HPV has led to an 83% reduction in infections in 15 to 19 year-old girls

Cervical cancer in wealthy countries such as the UK could be eliminated within decades, experts say.

It follows a study showing the success of the HPV jab in protecting women.

Human papilloma virus, which is sexually transmitted, can cause cervical cancer as well as anogenital warts. Data from high-income countries shows vaccination has led to an 83% reduction in HPV infections in 15 to 19 year-old girls over five to eight years.

Among women aged 20 to 24, infections are down 66%, according to the research published in the Lancet medical journal.

The World Health Organization (WHO) is setting goals for reducing the number of cases of cervical cancer to no more than four per 100,000 population, below the threshold for a rare disease.

Prof Marc Brisson from Laval University, one of the authors of the research, said: “We’re working with the WHO, using mathematical modelling to determine when elimination would occur. We don’t have a precise date. High vaccine coverage has to be maintained. It depends on the country and how much coverage and screening there is, and how many cohorts have been vaccinated.”

Australia, where take-up of the vaccine is almost as good as in the UK, is now working towards elimination. “There could be elimination in decades,” said Brisson.

The study, reported by the Guardian, shows vaccinating multiple cohorts of girls at different ages, as took place at the beginning of the programme in the UK, helps bring down HPV infection rates. HPV vaccination was introduced for girls aged 12 in schools in the UK, but a catch-up programme allowed girls up to the age of 18 to be vaccinated as well.
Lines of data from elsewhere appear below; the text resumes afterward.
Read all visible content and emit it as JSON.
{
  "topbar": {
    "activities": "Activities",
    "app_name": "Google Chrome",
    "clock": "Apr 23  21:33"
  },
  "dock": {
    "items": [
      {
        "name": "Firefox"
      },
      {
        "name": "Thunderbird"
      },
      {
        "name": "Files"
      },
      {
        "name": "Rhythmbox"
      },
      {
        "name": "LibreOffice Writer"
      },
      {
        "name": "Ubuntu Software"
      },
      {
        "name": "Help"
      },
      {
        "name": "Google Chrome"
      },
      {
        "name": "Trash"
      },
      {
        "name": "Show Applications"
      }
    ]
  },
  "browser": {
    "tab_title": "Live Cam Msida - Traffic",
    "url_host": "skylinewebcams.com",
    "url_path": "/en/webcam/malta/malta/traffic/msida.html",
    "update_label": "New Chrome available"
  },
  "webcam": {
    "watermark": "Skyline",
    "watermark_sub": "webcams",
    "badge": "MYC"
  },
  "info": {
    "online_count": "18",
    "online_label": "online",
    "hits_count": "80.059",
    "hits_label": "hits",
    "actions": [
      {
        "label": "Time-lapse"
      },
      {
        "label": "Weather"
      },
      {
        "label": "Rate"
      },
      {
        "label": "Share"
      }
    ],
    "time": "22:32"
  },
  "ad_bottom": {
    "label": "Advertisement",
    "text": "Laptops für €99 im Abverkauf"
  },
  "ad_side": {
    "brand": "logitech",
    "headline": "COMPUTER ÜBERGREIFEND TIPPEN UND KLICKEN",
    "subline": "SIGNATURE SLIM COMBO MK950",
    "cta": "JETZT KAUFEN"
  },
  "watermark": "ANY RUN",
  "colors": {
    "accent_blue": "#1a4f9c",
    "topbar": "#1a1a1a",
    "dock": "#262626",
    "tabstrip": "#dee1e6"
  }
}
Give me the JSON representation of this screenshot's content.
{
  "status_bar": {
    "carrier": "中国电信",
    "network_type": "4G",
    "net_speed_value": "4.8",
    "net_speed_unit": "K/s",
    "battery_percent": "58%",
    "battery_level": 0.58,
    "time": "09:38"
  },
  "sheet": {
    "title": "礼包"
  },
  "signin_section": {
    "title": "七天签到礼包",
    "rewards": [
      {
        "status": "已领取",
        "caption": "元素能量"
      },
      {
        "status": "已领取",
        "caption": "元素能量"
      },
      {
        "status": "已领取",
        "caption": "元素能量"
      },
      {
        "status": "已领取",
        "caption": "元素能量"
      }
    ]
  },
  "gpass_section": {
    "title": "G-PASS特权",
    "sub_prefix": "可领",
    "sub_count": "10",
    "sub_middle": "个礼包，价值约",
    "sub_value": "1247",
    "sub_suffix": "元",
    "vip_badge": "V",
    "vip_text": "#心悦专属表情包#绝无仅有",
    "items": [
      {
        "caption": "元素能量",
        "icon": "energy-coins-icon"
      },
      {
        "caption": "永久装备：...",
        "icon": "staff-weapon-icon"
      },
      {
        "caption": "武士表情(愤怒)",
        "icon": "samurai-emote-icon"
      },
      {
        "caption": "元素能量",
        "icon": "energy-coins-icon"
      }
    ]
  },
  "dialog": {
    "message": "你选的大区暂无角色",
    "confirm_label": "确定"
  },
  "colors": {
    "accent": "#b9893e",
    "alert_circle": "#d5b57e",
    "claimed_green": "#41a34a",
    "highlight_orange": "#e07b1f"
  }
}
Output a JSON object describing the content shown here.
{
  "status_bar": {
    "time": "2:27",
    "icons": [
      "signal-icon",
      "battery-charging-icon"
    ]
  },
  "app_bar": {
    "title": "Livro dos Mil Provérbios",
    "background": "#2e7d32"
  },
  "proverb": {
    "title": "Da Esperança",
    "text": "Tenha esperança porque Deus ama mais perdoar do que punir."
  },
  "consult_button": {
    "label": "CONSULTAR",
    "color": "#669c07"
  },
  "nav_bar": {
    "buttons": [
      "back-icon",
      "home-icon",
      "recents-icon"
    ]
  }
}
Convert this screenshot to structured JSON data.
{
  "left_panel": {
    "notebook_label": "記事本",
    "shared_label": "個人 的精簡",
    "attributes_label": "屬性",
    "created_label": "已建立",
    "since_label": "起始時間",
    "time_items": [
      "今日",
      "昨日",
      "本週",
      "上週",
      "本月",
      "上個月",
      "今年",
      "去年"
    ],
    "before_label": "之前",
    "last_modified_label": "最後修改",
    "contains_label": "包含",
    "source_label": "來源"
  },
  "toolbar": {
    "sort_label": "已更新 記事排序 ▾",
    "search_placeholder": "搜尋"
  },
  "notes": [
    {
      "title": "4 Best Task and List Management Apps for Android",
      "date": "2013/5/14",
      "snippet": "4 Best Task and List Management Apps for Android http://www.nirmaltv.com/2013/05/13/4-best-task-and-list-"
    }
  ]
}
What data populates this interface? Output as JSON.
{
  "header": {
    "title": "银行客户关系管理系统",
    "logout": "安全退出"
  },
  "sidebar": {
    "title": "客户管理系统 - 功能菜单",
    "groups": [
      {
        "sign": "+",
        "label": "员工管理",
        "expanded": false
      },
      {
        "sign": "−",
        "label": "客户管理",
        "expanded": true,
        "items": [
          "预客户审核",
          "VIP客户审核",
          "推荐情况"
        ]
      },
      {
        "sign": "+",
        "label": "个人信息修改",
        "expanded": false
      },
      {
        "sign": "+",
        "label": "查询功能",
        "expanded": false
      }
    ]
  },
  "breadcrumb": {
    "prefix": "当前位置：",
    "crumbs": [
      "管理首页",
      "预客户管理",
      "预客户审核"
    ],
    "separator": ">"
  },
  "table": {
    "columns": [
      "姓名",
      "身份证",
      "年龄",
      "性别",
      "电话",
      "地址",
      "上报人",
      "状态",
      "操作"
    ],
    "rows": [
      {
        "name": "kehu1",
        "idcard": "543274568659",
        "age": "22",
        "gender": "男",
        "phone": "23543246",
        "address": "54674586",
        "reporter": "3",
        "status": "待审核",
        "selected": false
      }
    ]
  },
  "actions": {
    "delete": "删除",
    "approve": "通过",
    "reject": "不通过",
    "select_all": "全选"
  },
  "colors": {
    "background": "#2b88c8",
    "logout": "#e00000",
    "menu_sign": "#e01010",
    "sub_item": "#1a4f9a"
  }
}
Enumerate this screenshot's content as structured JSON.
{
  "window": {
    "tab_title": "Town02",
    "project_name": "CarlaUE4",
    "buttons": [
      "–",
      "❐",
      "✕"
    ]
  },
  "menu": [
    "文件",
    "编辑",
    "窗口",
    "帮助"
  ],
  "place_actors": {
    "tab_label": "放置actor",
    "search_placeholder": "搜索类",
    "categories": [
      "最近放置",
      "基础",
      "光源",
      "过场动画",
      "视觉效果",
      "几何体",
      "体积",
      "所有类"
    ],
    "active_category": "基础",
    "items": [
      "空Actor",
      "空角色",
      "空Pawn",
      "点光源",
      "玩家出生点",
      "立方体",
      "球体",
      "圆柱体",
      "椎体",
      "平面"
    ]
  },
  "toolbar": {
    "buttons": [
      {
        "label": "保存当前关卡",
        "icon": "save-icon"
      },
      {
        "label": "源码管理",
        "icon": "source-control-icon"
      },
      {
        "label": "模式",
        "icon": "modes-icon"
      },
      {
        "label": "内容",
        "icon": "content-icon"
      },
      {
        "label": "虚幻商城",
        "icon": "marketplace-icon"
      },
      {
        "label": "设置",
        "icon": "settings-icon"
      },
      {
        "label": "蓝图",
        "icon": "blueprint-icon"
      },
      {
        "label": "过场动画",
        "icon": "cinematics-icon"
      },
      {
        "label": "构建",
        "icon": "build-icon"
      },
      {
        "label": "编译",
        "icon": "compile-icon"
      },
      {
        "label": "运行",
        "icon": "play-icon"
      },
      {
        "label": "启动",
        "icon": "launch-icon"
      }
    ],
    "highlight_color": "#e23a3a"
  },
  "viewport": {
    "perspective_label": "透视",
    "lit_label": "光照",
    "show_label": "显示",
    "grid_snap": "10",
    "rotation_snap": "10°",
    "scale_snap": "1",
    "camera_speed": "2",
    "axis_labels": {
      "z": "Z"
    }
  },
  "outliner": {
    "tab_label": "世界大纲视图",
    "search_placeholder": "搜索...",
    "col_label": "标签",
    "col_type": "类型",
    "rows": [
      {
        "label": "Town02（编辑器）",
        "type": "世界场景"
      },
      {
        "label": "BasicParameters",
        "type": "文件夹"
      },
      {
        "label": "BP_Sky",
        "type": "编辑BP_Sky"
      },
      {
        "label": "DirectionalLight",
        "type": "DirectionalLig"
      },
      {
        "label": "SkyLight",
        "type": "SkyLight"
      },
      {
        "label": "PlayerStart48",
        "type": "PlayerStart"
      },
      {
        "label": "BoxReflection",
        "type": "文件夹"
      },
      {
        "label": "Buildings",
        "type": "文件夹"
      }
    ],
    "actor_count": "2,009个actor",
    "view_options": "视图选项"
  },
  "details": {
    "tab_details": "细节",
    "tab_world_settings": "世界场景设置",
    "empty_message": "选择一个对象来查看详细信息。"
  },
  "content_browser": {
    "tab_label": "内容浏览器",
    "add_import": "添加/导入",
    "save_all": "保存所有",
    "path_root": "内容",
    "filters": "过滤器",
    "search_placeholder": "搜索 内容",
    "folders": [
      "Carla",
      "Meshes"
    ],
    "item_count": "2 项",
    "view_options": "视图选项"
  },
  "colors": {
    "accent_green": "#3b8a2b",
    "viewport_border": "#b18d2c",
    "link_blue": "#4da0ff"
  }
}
From September, the UK will begin offering HPV vaccination to boys, which will further reduce the pool of the virus.

Dr David Mesher, a principal scientist at Public Health England, said it was too early to see data on a drop in cervical cancer cases because this takes years to develop. At the moment, the burden of cervical cancer is in women who were too old to be vaccinated.

The paper looked only at studies carried out in high-income countries where there has not been opposition to the vaccine.

There is also no data from less wealthy countries, where there are the highest numbers of women with and dying from cervical cancer. In 2018, there were 569,000 cases of cervical cancer worldwide and 313,365 deaths, 80% of which were in these countries.